Combining forcesAs noted in the previous sections, a common trend for night vision applications is to combine visible light, thermal, and ICCD or intensified images. Lockheed Martin Gyrocam Systems (Sarasota, FL) has a gimbal-mounted remote vision system that uses a combined day, thermal, and night vision camera with ICCD technology from Stanford Photonics (Palo Alto, CA) (see Fig. 4). Other weapons imaging systems such as the MK-47 Striker—a 40 mm grenade machine gun from General Dynamics Armament and Technical Products (Charlotte, NC)—also incorporate ICCDs as well as other spectral band imagers. In the past two years alone, Stanford Photonics has built and shipped more than 1000 ICCDs to specialized night vision applications.
“Direct-view NVGs are cheap [$5000 for top-of-the-line Gen 3 devices], low power [8 hours on battery], and compact,” says Mike Buchin, president of Stanford Photonics. “No matter how good our ICCDs are, they cannot come close to matching the dynamic range [bright to dark] and resolution of the human eye staring at a direct-view NVG. So, most electronic-based night vision [ICCD and thermal] goes where the eye/brain interface can’t: on gimbals, weapons, UAVs, or remote viewing stations. Under those conditions, ICCDs can do what nothing else can.” Stanford Photonics continues to build 1.4 Mpixel off-the-shelf ICCD sensors but acknowledges that to get orders for hundreds of ICCDs, they have to price at levels comparable to direct-view NVGs.

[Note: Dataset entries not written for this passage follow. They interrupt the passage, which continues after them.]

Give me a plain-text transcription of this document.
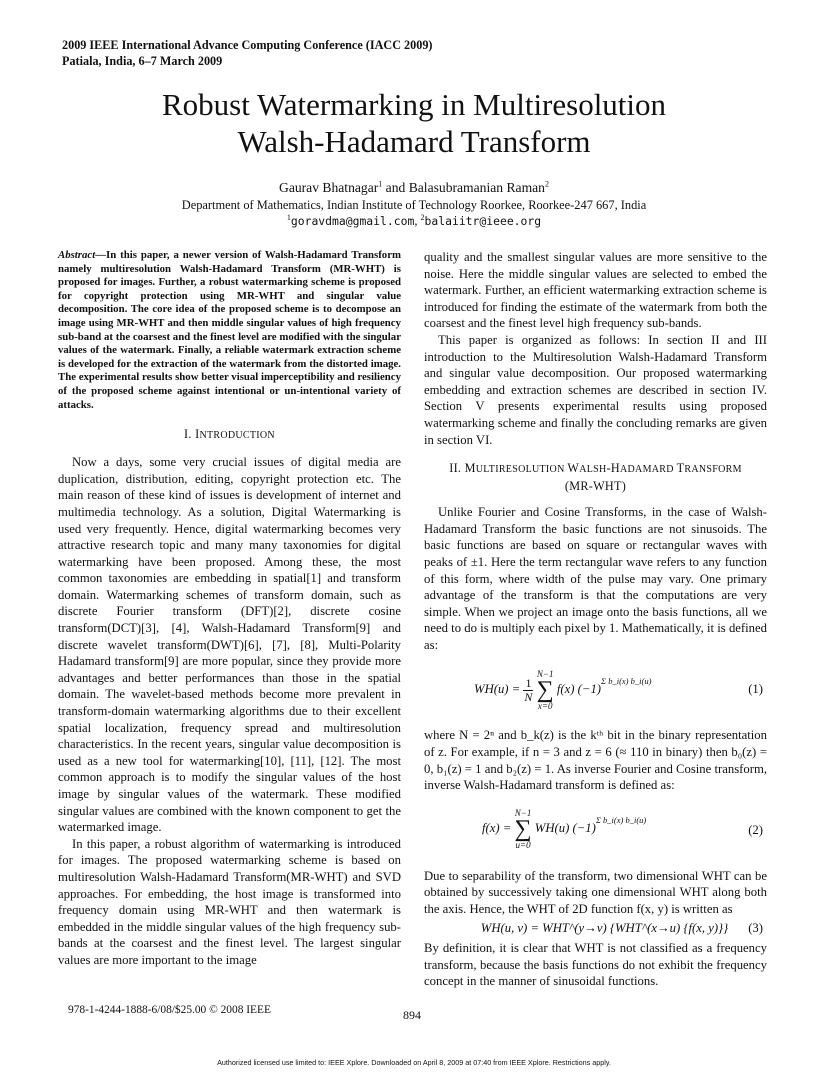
2009 IEEE International Advance Computing Conference (IACC 2009)
Patiala, India, 6–7 March 2009
Robust Watermarking in Multiresolution
Walsh-Hadamard Transform
Gaurav Bhatnagar$^1$ and Balasubramanian Raman$^2$
Department of Mathematics, Indian Institute of Technology Roorkee, Roorkee-247 667, India
$^1$goravdma@gmail.com, $^2$balaiitr@ieee.org

Abstract—In this paper, a newer version of Walsh-Hadamard Transform namely multiresolution Walsh-Hadamard Transform (MR-WHT) is proposed for images. Further, a robust watermarking scheme is proposed for copyright protection using MR-WHT and singular value decomposition. The core idea of the proposed scheme is to decompose an image using MR-WHT and then middle singular values of high frequency sub-band at the coarsest and the finest level are modified with the singular values of the watermark. Finally, a reliable watermark extraction scheme is developed for the extraction of the watermark from the distorted image. The experimental results show better visual imperceptibility and resiliency of the proposed scheme against intentional or un-intentional variety of attacks.

I. INTRODUCTION

Now a days, some very crucial issues of digital media are duplication, distribution, editing, copyright protection etc. The main reason of these kind of issues is development of internet and multimedia technology. As a solution, Digital Watermarking is used very frequently. Hence, digital watermarking becomes very attractive research topic and many many taxonomies for digital watermarking have been proposed. Among these, the most common taxonomies are embedding in spatial[1] and transform domain. Watermarking schemes of transform domain, such as discrete Fourier transform (DFT)[2], discrete cosine transform(DCT)[3], [4], Walsh-Hadamard Transform[9] and discrete wavelet transform(DWT)[6], [7], [8], Multi-Polarity Hadamard transform[9] are more popular, since they provide more advantages and better performances than those in the spatial domain. The wavelet-based methods become more prevalent in transform-domain watermarking algorithms due to their excellent spatial localization, frequency spread and multiresolution characteristics. In the recent years, singular value decomposition is used as a new tool for watermarking[10], [11], [12]. The most common approach is to modify the singular values of the host image by singular values of the watermark. These modified singular values are combined with the known component to get the watermarked image.

In this paper, a robust algorithm of watermarking is introduced for images. The proposed watermarking scheme is based on multiresolution Walsh-Hadamard Transform(MR-WHT) and SVD approaches. For embedding, the host image is transformed into frequency domain using MR-WHT and then watermark is embedded in the middle singular values of the high frequency sub-bands at the coarsest and the finest level. The largest singular values are more important to the image

quality and the smallest singular values are more sensitive to the noise. Here the middle singular values are selected to embed the watermark. Further, an efficient watermarking extraction scheme is introduced for finding the estimate of the watermark from both the coarsest and the finest level high frequency sub-bands.

This paper is organized as follows: In section II and III introduction to the Multiresolution Walsh-Hadamard Transform and singular value decomposition. Our proposed watermarking embedding and extraction schemes are described in section IV. Section V presents experimental results using proposed watermarking scheme and finally the concluding remarks are given in section VI.

II. MULTIRESOLUTION WALSH-HADAMARD TRANSFORM
(MR-WHT)

Unlike Fourier and Cosine Transforms, in the case of Walsh-Hadamard Transform the basic functions are not sinusoids. The basic functions are based on square or rectangular waves with peaks of ±1. Here the term rectangular wave refers to any function of this form, where width of the pulse may vary. One primary advantage of the transform is that the computations are very simple. When we project an image onto the basis functions, all we need to do is multiply each pixel by 1. Mathematically, it is defined as:

$WH(u) = \frac{1}{N}$

N−1
∑
x=0
f(x) $(-1)^{\Sigma b\_i(x) b\_i(u)}$
(1)

where N = 2ⁿ and b_k(z) is the kᵗʰ bit in the binary representation of z. For example, if n = 3 and z = 6 (≈ 110 in binary) then b₀(z) = 0, b₁(z) = 1 and b₂(z) = 1. As inverse Fourier and Cosine transform, inverse Walsh-Hadamard transform is defined as:

f(x) =
N−1
∑
u=0
WH(u) $(-1)^{\Sigma b\_i(x) b\_i(u)}$
(2)

Due to separability of the transform, two dimensional WHT can be obtained by successively taking one dimensional WHT along both the axis. Hence, the WHT of 2D function f(x, y) is written as

WH(u, v) = WHT^(y→v) {WHT^(x→u) {f(x, y)}} (3)

By definition, it is clear that WHT is not classified as a frequency transform, because the basis functions do not exhibit the frequency concept in the manner of sinusoidal functions.

978-1-4244-1888-6/08/$25.00 © 2008 IEEE	894
Authorized licensed use limited to: IEEE Xplore. Downloaded on April 8, 2009 at 07:40 from IEEE Xplore. Restrictions apply.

Buchin says that a key discussion point at the Institute for Defense and Government Advancement (IDGA; www.idga.org) Night Vision Systems 2009 conference was that an intensified camera would need to have 5 Mpixels to replace or supplement direct-view NVGs. “At 5 Mpixels, the pixel size of the sensor has to be small to fit within the 16–18 mm active diameter of the intensifier tube,” says Buchin. “Smaller pixels mean less dynamic range and more power to clock out 5 Mpixels at 60 fps. CMOS sensors promise lower power but often need substantial digital signal processing to compensate for sensor fixed pattern noise; plus, DSP needs more power and increases size of the device. Catch 22,” says Buchin. “There is still a lot of work to do. Reliability testing, ruggedization, and production logistics all play into the pace at which the new technologies make it out to the real world.”